The government in the United States has increased dramatically in size and scope over the past century. The same may be observed in Europe with the rise of Social Democracy. Though the intellectual picture for free markets may look rosy with the discredit of orthodox Keynesianism with the oil shocks of the 70s, the Washington Consensus in the 80s, and the fall of Communism in the 90s, they are in no less danger now. The intellectual tides may have turned in our favor, but a far more formidable foe now looms ahead: institutional momentum.
A democracy cannot exist as a permanent form of government. It can only exist until the majority discovers it can vote itself largess out of the public treasury. After that, the majority always votes for the candidate promising the most benefits with the result the democracy collapses because of the loose fiscal policy ensuing, always to be followed by a dictatorship, then a monarchy.
The American public discovered this in 1933. The quote may be forgiven for its almost Machivavellian cyclical view of political history, but its indictment of Democracy has proven particularly prescient since the Great Depression and the New Deal. It’s not for no reason that social security is now called the “third rail of American Politics” for example – touch it and you die. With only small blips during the Reagan and Clinton years, the regulatory-welfare state has monotonically expanded since that time, for exactly these reasons.
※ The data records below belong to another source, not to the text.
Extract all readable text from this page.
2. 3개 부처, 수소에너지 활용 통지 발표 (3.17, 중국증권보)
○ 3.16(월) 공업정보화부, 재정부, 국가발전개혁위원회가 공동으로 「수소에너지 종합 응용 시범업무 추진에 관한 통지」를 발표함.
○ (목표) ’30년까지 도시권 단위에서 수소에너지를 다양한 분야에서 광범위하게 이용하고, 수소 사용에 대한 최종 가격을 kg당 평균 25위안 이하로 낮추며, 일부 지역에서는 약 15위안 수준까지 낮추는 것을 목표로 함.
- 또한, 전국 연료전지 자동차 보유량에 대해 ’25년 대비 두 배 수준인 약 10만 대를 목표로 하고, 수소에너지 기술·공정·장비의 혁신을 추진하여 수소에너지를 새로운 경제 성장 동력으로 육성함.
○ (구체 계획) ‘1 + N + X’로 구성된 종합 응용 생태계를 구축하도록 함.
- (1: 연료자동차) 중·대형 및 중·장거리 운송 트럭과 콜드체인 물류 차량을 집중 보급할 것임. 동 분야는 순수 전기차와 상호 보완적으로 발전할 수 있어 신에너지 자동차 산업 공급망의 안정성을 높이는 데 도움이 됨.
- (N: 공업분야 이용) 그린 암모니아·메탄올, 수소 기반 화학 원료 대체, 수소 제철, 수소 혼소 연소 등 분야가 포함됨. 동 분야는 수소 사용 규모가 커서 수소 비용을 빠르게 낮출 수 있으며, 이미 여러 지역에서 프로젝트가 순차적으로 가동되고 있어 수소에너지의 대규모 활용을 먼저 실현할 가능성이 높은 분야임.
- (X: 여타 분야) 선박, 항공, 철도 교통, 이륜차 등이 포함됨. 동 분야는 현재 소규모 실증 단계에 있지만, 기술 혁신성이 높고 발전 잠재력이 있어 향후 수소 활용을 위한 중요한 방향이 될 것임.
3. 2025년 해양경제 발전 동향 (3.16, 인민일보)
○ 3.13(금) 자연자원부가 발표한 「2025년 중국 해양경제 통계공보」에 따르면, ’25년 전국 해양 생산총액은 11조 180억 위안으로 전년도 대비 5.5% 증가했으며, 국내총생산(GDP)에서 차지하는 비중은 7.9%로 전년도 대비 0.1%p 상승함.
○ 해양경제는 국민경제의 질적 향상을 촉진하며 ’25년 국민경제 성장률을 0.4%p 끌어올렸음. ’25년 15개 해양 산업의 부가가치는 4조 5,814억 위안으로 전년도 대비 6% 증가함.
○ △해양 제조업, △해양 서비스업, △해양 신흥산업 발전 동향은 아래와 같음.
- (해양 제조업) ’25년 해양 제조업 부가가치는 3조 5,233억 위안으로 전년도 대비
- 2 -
The author of the quote would hardly be surprised to see the explosion of the budget deficit since the 1940s, though its acceleration over the past decade (which will continue to accelerate, if the current political climate is any indication) would no doubt have surprised even the most sordid pessimist.
Those familiar with Public Choice theory will note that it predicts this exact same effect more rigorously: with dispersed costs and concentrated benefits to each piece of pork, protection, or regulation, nobody mobilizes to stop its expansion. And so we get a budget deficit which heeds not its impending fiscal collapse. Indeed, Iceland has already experienced this, and Britain is well on its way. With legislators exchanging vote for vote, the effect is always more spending, regulation, and protection.
F. A. Hayek laid out in his works on spontaneous order the necessity of rules which are completely general and nondiscriminatory. Essentially, total equality before the law: when the government confers special favors on people (or is even given the authority to do so), incentives are perverted and everyone is worse off.
This quote sums up Hayek’s political philosophy quite well. Unfortunately, the legislature’s sole purpose is to replace clear purpose and principles with complex rules and regulations. What can we do then?
Simple, clear purpose and principles give rise to complex and intelligent behavior. Complex rules and regulations give rise to simple and stupid behavior.
-David Allen in Getting Things Done
Abolish the legislature.
Now this sentiment may sound familiar, and make some uneasy. Indeed, this was tried all the time by emperors in Rome, usually to the detriment of the empire. Why was it so harmful? The power previously wielded by the legislature was taken over by the executive. This is no doubt harmful: I do not mean to increase the power of the executive at all. I mean to replace some measure of the power of the legislature with the judiciary, and the rest with… nothing.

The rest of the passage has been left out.